Por todo eso, y por la hora intempestiva, en el paseo marítimo no hay, como el que dice, ni un alma. Algún iluminado trota sin camiseta, con gafas de sol, auriculares y un ritmo acompasado por la exageración de las expiraciones. ¡Que profesional es el personal! Tres o cuatro de ellos se rebasan, cruzan y persiguen a lo largo del embaldosado rojo y blando paralelo a la playa. Sudando, que es gerundio. Las casas detrás están muertas, silenciosas. La playa, limpia de gente, reposa tranquila.

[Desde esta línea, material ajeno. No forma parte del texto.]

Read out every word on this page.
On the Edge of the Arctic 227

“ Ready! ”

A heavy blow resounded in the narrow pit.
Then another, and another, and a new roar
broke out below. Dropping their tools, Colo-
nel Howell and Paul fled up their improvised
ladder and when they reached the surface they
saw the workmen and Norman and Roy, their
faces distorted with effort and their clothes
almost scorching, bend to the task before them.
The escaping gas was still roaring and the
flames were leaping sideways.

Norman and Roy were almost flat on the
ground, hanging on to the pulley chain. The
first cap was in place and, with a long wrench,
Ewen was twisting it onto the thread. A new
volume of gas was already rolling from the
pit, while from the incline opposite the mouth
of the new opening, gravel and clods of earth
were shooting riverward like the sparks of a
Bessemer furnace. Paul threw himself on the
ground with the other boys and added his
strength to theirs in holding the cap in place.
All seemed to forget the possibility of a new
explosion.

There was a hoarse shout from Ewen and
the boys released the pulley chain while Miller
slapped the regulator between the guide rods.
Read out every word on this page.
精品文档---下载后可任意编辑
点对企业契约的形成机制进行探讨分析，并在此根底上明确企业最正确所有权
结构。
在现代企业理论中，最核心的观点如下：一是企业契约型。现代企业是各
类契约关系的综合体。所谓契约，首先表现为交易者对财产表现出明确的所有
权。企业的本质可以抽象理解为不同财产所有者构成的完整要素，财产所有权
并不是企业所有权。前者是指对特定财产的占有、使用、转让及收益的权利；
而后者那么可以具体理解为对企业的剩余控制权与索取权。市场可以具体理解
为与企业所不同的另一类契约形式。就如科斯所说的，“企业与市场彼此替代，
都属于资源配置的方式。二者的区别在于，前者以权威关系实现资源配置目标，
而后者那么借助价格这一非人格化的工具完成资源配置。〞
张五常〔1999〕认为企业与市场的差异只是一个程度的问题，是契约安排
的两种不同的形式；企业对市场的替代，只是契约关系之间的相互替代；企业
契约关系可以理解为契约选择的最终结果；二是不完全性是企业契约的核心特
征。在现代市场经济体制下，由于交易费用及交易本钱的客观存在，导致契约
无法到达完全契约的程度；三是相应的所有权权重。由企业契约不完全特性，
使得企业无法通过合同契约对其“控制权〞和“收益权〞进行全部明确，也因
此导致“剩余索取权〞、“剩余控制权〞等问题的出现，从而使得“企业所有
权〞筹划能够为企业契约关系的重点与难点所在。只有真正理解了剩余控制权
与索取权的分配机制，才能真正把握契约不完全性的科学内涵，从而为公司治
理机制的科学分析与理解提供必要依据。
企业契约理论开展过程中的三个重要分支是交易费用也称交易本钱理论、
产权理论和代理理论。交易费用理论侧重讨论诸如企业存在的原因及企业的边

El viejo hace a contraluz un alto en el paseo sentándose en un poyo del malecón. De fondo, amén del sol inmisericorde, el murallón del puerto se recorta contra la línea longitudinal del horizonte. Un par de barcos entre el muelle y el viejo flotan (actividad evidente en un barco) despacito hacia adelante tirando olas de chichinabo desde sus estelas. El viejo hace lo mismo que los corredores matutinos pero a distinta intensidad. No pretende, en absoluto, recorrer determinados kilómetros en determinados minutos quemando determinadas calorías. El suyo es un madrugador paseo saludable y recomendado médicamente para que la patata siga a tono y en forma. Es perezoso e indeterminado, en soledad y quietud ¡Así da gusto! Se ha parado porque le ha dado la gana. Se perfila en el banco para que el sol, descrito molesto y picajoso, no le deslumbre. Hoy va a hacer bueno, calorcito rico rompiendo a templar con el mediodía próximo. Y como hace bueno, cuando el viejo se incorpora y retoma lo hace descalzándose y acudiendo al borde del agua dónde las olas mueren y la arena está fresquita, lisa y virgen cada vez que estas se retiran.